Non si deve dare il sacerdozio a cani e porci

Papa Francesco

C’è una specie di pregiudizio, un ottimismo non sempre giustificato, secondo il quale un giovane che oggi, dopo un’esperienza condotta all’università oppure lavorando, decida di farsi prete, di cominciare il suo percorso in seminario, lo porti ad essere un bravo prete, convinto e capace di testimoniare con fedeltà il Vangelo e di saper svolgere un buon servizio pastorale.

Non è necessariamente così.

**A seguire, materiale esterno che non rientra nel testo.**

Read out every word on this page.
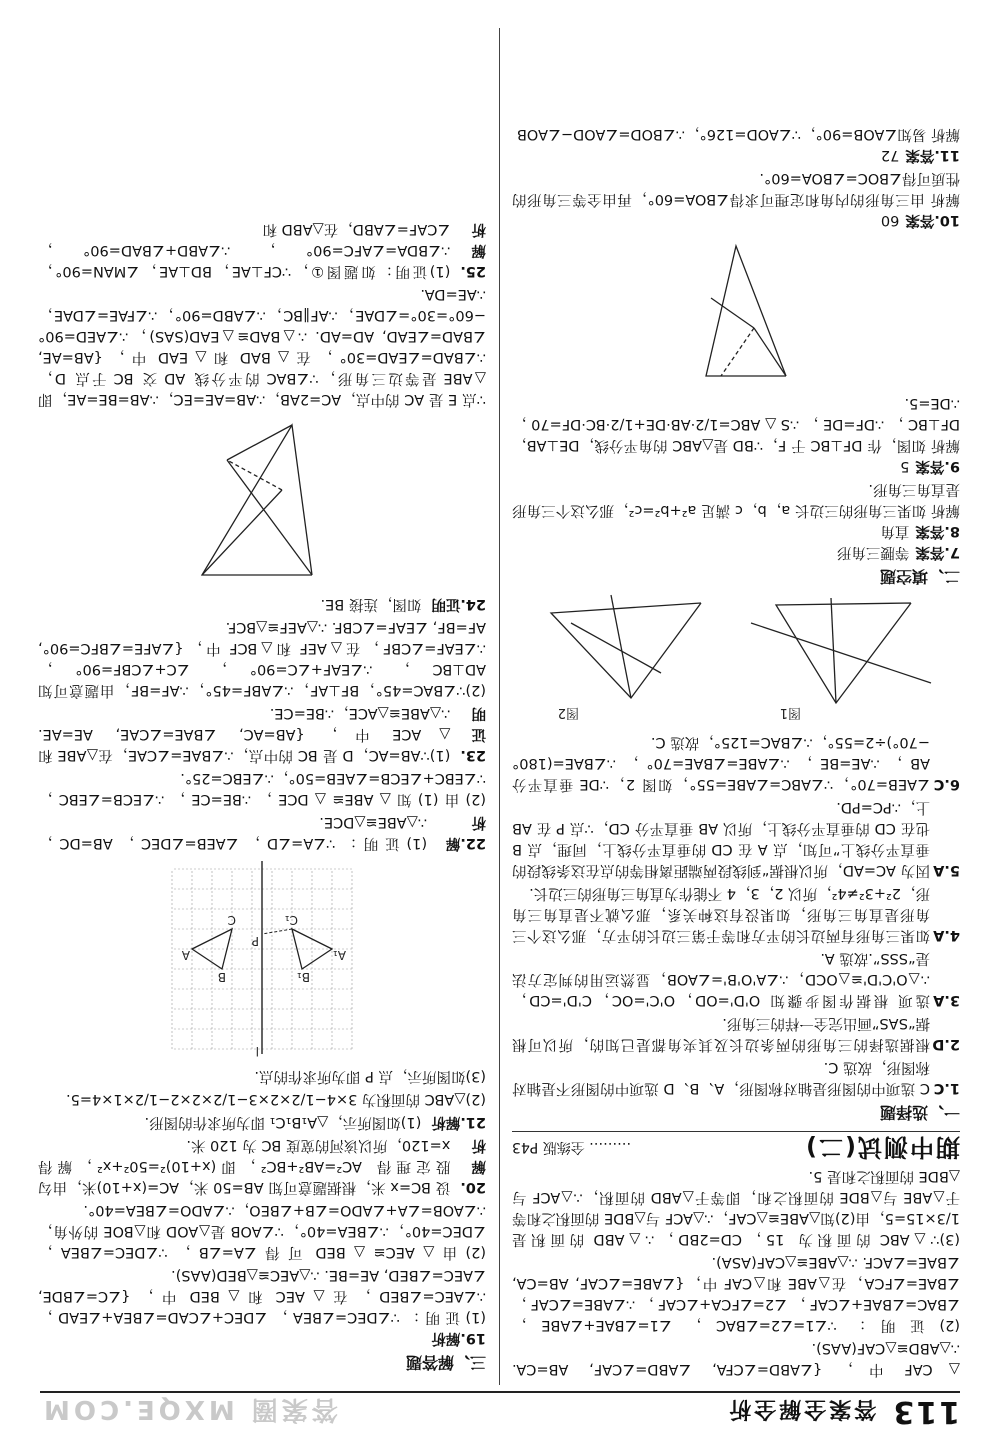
113 答案全解全析
答案圈 MXQE.COM

△CAF 中，{∠ABD=∠CFA, ∠ABD=∠CAF, AB=CA. ∴△ABD≌△CAF(AAS).

(2)证明：∵∠1=∠2=∠BAC，∠1=∠BAE+∠ABE，∠BAC=∠BAE+∠CAF，∠2=∠FCA+∠CAF，∴∠ABE=∠CAF，∠BAE=∠FCA，在△ABE 和△CAF 中，{∠ABE=∠CAF, AB=CA, ∠BAE=∠ACF. ∴△ABE≌△CAF(ASA).

(3)∵△ABC 的面积为 15，CD=2BD，∴△ABD 的面积是 1/3×15=5，由(2)知△ABE≌△CAF，∴△ACF 与△BDE 的面积之和等于△ABE 与△BDE 的面积之和，即等于△ABD 的面积，∴△ACF 与△BDE 的面积之和是 5.

期中测试(二)
……… 全练版 P43
一、选择题
1.C
C 选项中的图形是轴对称图形，A、B、D 选项中的图形不是轴对称图形，故选 C.
2.D
根据选择的三角形的两条边长及其夹角都是已知的，所以可根据“SAS”画出完全一样的三角形.
3.A
选项 根据作图步骤知 O'D'=OD，O'C'=OC，C'D'=CD，∴△O'C'D'≌△OCD，∴∠A'O'B'=∠AOB，显然运用的判定方法是“SSS”.故选 A.
4.A
如果三角形有两边长的平方和等于第三边长的平方，那么这个三角形是直角三角形，如果没有这种关系，那么就不是直角三角形，2²+3²≠4²，所以 2，3，4 不能作为直角三角形的三边长.
5.A
因为 AC=AD，所以根据“到线段两端距离相等的点在这条线段的垂直平分线上”可知，点 A 在 CD 的垂直平分线上，同理，点 B 也在 CD 的垂直平分线上，所以 AB 垂直平分 CD，∵点 P 在 AB 上，∴PC=PD.
6.C
∠AEB=70°，∵∠ABC=∠ABE=55°，如图 2，∵DE 垂直平分 AB，∴AE=BE，∴∠ABE=∠BAE=70°，∴∠BAE=(180°−70°)÷2=55°，∴∠BAC=125°，故选 C.
图1
图2
二、填空题
7.答案
等腰三角形
8.答案
直角

解析 如果三角形的三边长 a，b，c 满足 a²+b²=c²，那么这个三角形是直角三角形.

9.答案
5

解析 如图，作 DF⊥BC 于 F，∵BD 是△ABC 的角平分线，DE⊥AB，DF⊥BC，∴DF=DE，∴S△ABC=1/2·AB·DE+1/2·BC·DF=70，∴DE=5.

10.答案
60

解析 由三角形的内角和定理可求得∠BOA=60°，再由全等三角形的性质可得∠BOC=∠BOA=60°.

11.答案
72

解析 易知∠AOB=90°，∵∠AOD=126°，∴∠BOD=∠AOD−∠AOB

三、解答题
19.解析

(1)证明：∵∠DEC=∠BEA，∠DEC+∠CAD=∠BEA+∠EAD，∴∠AEC=∠BED，在△AEC 和△BED 中，{∠C=∠BDE, ∠AEC=∠BED, AE=BE. ∴△AEC≌△BED(AAS).

(2)由△AEC≌△BED 可得∠A=∠B，∵∠DEC=∠BEA，∠DEC=40°，∴∠BEA=40°，∵∠AOB 是△AOD 和△BOE 的外角，∴∠AOB=∠A+∠ADO=∠B+∠BEO，∴∠ADO=∠BEA=40°.

20.解析
设 BC=x 米，根据题意可知 AB=50 米，AC=(x+10)米，由勾股定理得 AC²=AB²+BC²，即(x+10)²=50²+x²，解得 x=120，所以该河的宽度 BC 为 120 米.
21.解析
(1)如图所示，△A₁B₁C₁ 即为所求作的图形.

(2)△ABC 的面积为 3×4−1/2×2×3−1/2×2×2−1/2×1×4=5.

(3)如图所示，点 P 即为所求作的点.

A
B
C
A₁
B₁
C₁
P
l
22.解析
(1)证明：∵∠A=∠D，∠AEB=∠DEC，AB=DC，∴△ABE≌△DCE.

(2)由(1)知△ABE≌△DCE，∴BE=CE，∴∠ECB=∠EBC，∵∠EBC+∠ECB=∠AEB=50°，∴∠EBC=25°.

23.证明
(1)∵AB=AC，D 是 BC 的中点，∴∠BAE=∠CAE，在△ABE 和△ACE 中，{AB=AC, ∠BAE=∠CAE, AE=AE. ∴△ABE≌△ACE，∴BE=CE.

(2)∵∠BAC=45°，BF⊥AF，∴∠ABF=45°，∴AF=BF，由题意可知 AD⊥BC，∴∠EAF+∠C=90°，∠C+∠CBF=90°，∴∠EAF=∠CBF，在△AEF 和△BCF 中，{∠AFE=∠BFC=90°, AF=BF, ∠EAF=∠CBF. ∴△AEF≌△BCF.

24.证明
如图，连接 BE.

∵点 E 是 AC 的中点，AC=2AB，∴AB=AE=EC，∴AB=BE=AE，即△ABE 是等边三角形，∵∠BAC 的平分线 AD 交 BC 于点 D，∴∠BAD=∠EAD=30°，在△BAD 和△EAD 中，{AB=AE, ∠BAD=∠EAD, AD=AD. ∴△BAD≌△EAD(SAS)，∴∠AED=90°−60°=30°=∠DAE，∴AF∥BC，∴∠ABD=90°，∴∠FAE=∠DAE，∴AE=DA.

25.解析
(1)证明：如题图①，∵CF⊥AE，BD⊥AE，∠MAN=90°，∴∠BDA=∠AFC=90°，∴∠ABD+∠BAD=90°，∠CAF=∠ABD，在△ABD 和
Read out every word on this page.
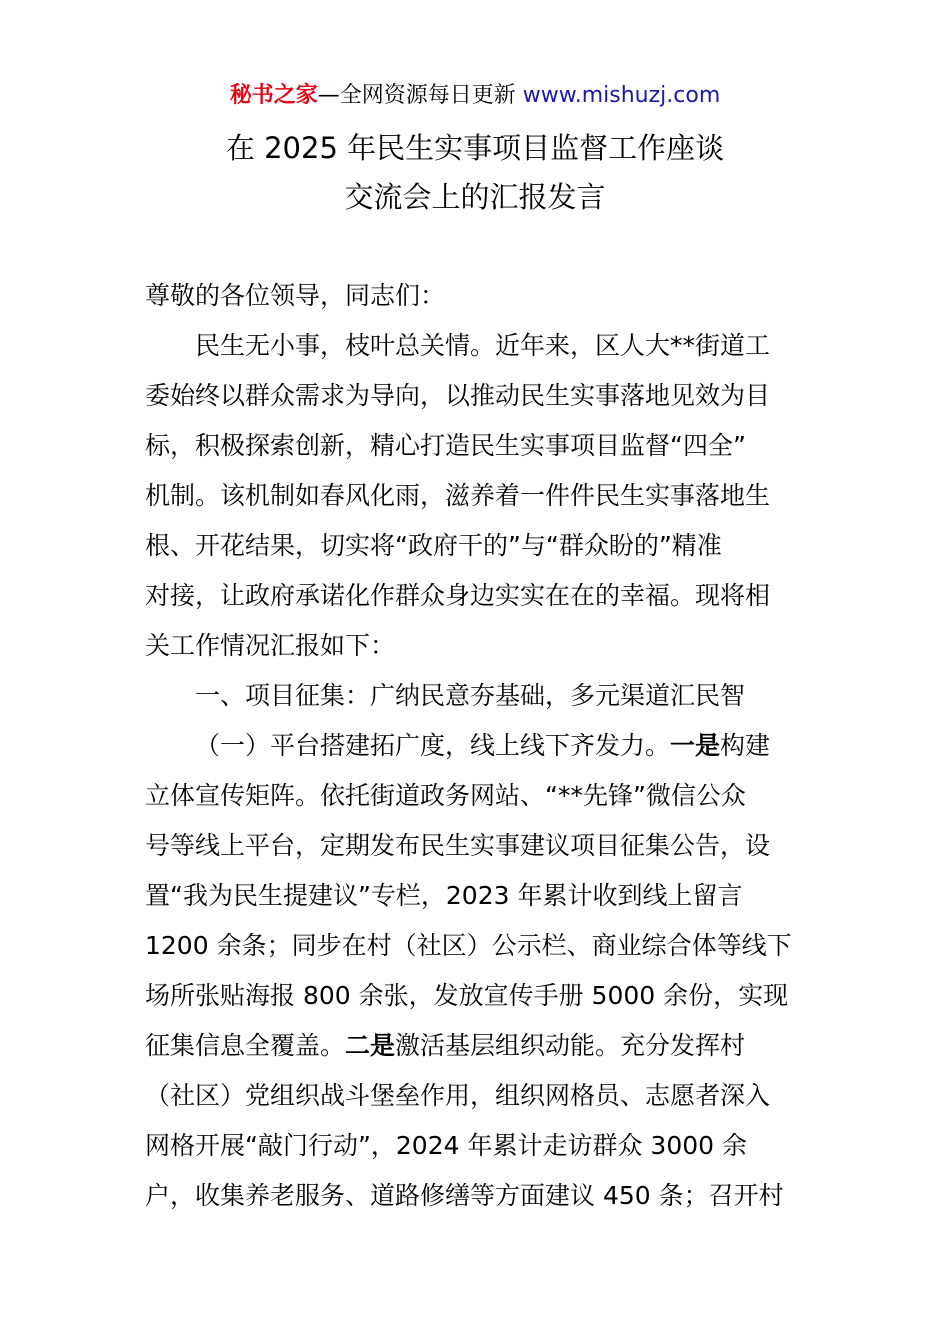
秘书之家—全网资源每日更新 www.mishuzj.com
在 2025 年民生实事项目监督工作座谈
交流会上的汇报发言
尊敬的各位领导，同志们：
民生无小事，枝叶总关情。近年来，区人大**街道工
委始终以群众需求为导向，以推动民生实事落地见效为目
标，积极探索创新，精心打造民生实事项目监督“四全”
机制。该机制如春风化雨，滋养着一件件民生实事落地生
根、开花结果，切实将“政府干的”与“群众盼的”精准
对接，让政府承诺化作群众身边实实在在的幸福。现将相
关工作情况汇报如下：
一、项目征集：广纳民意夯基础，多元渠道汇民智
（一）平台搭建拓广度，线上线下齐发力。一是构建
立体宣传矩阵。依托街道政务网站、“**先锋”微信公众
号等线上平台，定期发布民生实事建议项目征集公告，设
置“我为民生提建议”专栏，2023 年累计收到线上留言
1200 余条；同步在村（社区）公示栏、商业综合体等线下
场所张贴海报 800 余张，发放宣传手册 5000 余份，实现
征集信息全覆盖。二是激活基层组织动能。充分发挥村
（社区）党组织战斗堡垒作用，组织网格员、志愿者深入
网格开展“敲门行动”，2024 年累计走访群众 3000 余
户，收集养老服务、道路修缮等方面建议 450 条；召开村
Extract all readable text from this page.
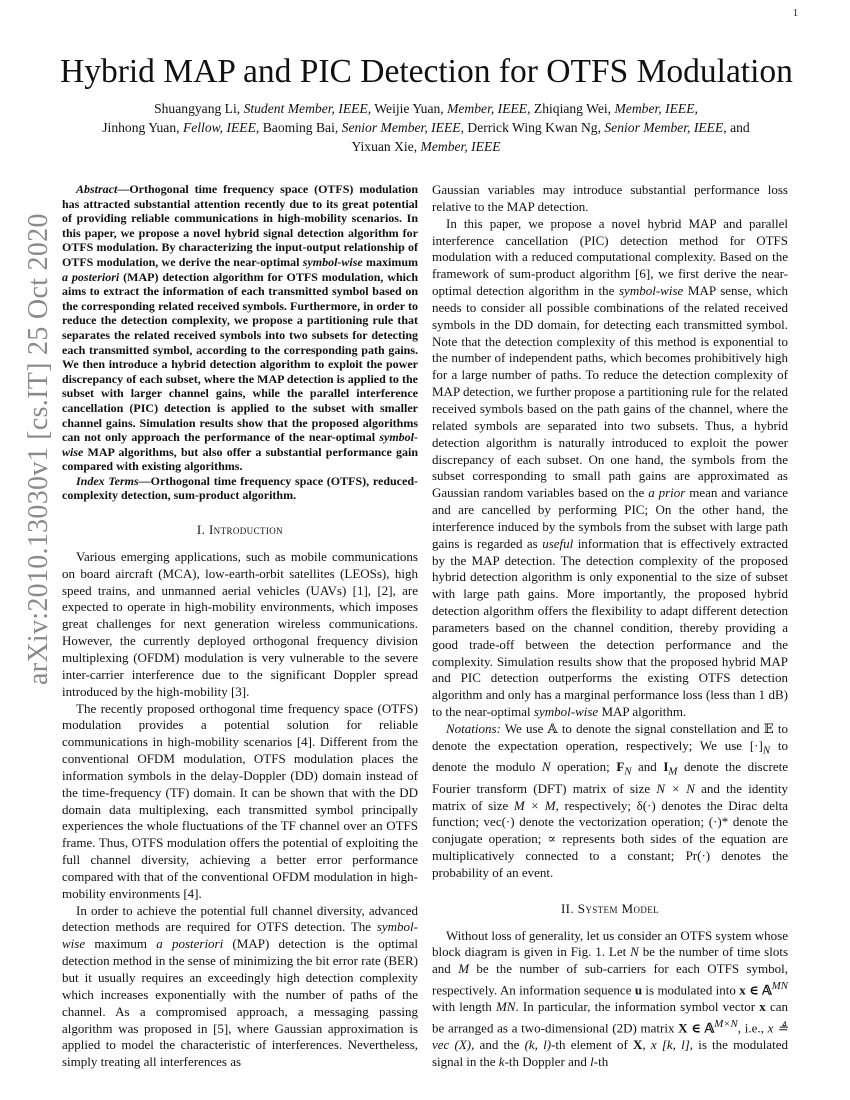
1
arXiv:2010.13030v1 [cs.IT] 25 Oct 2020
Hybrid MAP and PIC Detection for OTFS Modulation
Shuangyang Li, Student Member, IEEE, Weijie Yuan, Member, IEEE, Zhiqiang Wei, Member, IEEE,
Jinhong Yuan, Fellow, IEEE, Baoming Bai, Senior Member, IEEE, Derrick Wing Kwan Ng, Senior Member, IEEE, and
Yixuan Xie, Member, IEEE

Abstract—Orthogonal time frequency space (OTFS) modulation has attracted substantial attention recently due to its great potential of providing reliable communications in high-mobility scenarios. In this paper, we propose a novel hybrid signal detection algorithm for OTFS modulation. By characterizing the input-output relationship of OTFS modulation, we derive the near-optimal symbol-wise maximum a posteriori (MAP) detection algorithm for OTFS modulation, which aims to extract the information of each transmitted symbol based on the corresponding related received symbols. Furthermore, in order to reduce the detection complexity, we propose a partitioning rule that separates the related received symbols into two subsets for detecting each transmitted symbol, according to the corresponding path gains. We then introduce a hybrid detection algorithm to exploit the power discrepancy of each subset, where the MAP detection is applied to the subset with larger channel gains, while the parallel interference cancellation (PIC) detection is applied to the subset with smaller channel gains. Simulation results show that the proposed algorithms can not only approach the performance of the near-optimal symbol-wise MAP algorithms, but also offer a substantial performance gain compared with existing algorithms.

Index Terms—Orthogonal time frequency space (OTFS), reduced-complexity detection, sum-product algorithm.

I. Introduction

Various emerging applications, such as mobile communications on board aircraft (MCA), low-earth-orbit satellites (LEOSs), high speed trains, and unmanned aerial vehicles (UAVs) [1], [2], are expected to operate in high-mobility environments, which imposes great challenges for next generation wireless communications. However, the currently deployed orthogonal frequency division multiplexing (OFDM) modulation is very vulnerable to the severe inter-carrier interference due to the significant Doppler spread introduced by the high-mobility [3].

The recently proposed orthogonal time frequency space (OTFS) modulation provides a potential solution for reliable communications in high-mobility scenarios [4]. Different from the conventional OFDM modulation, OTFS modulation places the information symbols in the delay-Doppler (DD) domain instead of the time-frequency (TF) domain. It can be shown that with the DD domain data multiplexing, each transmitted symbol principally experiences the whole fluctuations of the TF channel over an OTFS frame. Thus, OTFS modulation offers the potential of exploiting the full channel diversity, achieving a better error performance compared with that of the conventional OFDM modulation in high-mobility environments [4].

In order to achieve the potential full channel diversity, advanced detection methods are required for OTFS detection. The symbol-wise maximum a posteriori (MAP) detection is the optimal detection method in the sense of minimizing the bit error rate (BER) but it usually requires an exceedingly high detection complexity which increases exponentially with the number of paths of the channel. As a compromised approach, a messaging passing algorithm was proposed in [5], where Gaussian approximation is applied to model the characteristic of interferences. Nevertheless, simply treating all interferences as

Gaussian variables may introduce substantial performance loss relative to the MAP detection.

In this paper, we propose a novel hybrid MAP and parallel interference cancellation (PIC) detection method for OTFS modulation with a reduced computational complexity. Based on the framework of sum-product algorithm [6], we first derive the near-optimal detection algorithm in the symbol-wise MAP sense, which needs to consider all possible combinations of the related received symbols in the DD domain, for detecting each transmitted symbol. Note that the detection complexity of this method is exponential to the number of independent paths, which becomes prohibitively high for a large number of paths. To reduce the detection complexity of MAP detection, we further propose a partitioning rule for the related received symbols based on the path gains of the channel, where the related symbols are separated into two subsets. Thus, a hybrid detection algorithm is naturally introduced to exploit the power discrepancy of each subset. On one hand, the symbols from the subset corresponding to small path gains are approximated as Gaussian random variables based on the a prior mean and variance and are cancelled by performing PIC; On the other hand, the interference induced by the symbols from the subset with large path gains is regarded as useful information that is effectively extracted by the MAP detection. The detection complexity of the proposed hybrid detection algorithm is only exponential to the size of subset with large path gains. More importantly, the proposed hybrid detection algorithm offers the flexibility to adapt different detection parameters based on the channel condition, thereby providing a good trade-off between the detection performance and the complexity. Simulation results show that the proposed hybrid MAP and PIC detection outperforms the existing OTFS detection algorithm and only has a marginal performance loss (less than 1 dB) to the near-optimal symbol-wise MAP algorithm.

Notations: We use 𝔸 to denote the signal constellation and 𝔼 to denote the expectation operation, respectively; We use $[\cdot]_N$ to denote the modulo N operation; $F_N$ and $I_M$ denote the discrete Fourier transform (DFT) matrix of size N × N and the identity matrix of size M × M, respectively; δ(·) denotes the Dirac delta function; vec(·) denote the vectorization operation; (·)* denote the conjugate operation; ∝ represents both sides of the equation are multiplicatively connected to a constant; Pr(·) denotes the probability of an event.

II. System Model

Without loss of generality, let us consider an OTFS system whose block diagram is given in Fig. 1. Let N be the number of time slots and M be the number of sub-carriers for each OTFS symbol, respectively. An information sequence u is modulated into x ∈ 𝔸$^{MN}$ with length MN. In particular, the information symbol vector x can be arranged as a two-dimensional (2D) matrix X ∈ 𝔸$^{M\times N}$, i.e., x ≜ vec (X), and the (k, l)-th element of X, x [k, l], is the modulated signal in the k-th Doppler and l-th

Papa Francesco ha lanciato un accorato allarme nel suo incontro con i vescovi italiani: «In questo momento c’è un pericolo molto grande: sbagliare nella formazione e anche sbagliare nella prudenza nell'ammissione dei seminaristi. Abbiamo visto con frequenza seminaristi che sembravano buoni ma rigidi […] ci siamo accorti che dietro quella rigidità c'erano dei grossi problemi. I seminaristi ricevuti senza chiedere informazioni, che sono stati cacciati via da una congregazione religiosa o da una diocesi… »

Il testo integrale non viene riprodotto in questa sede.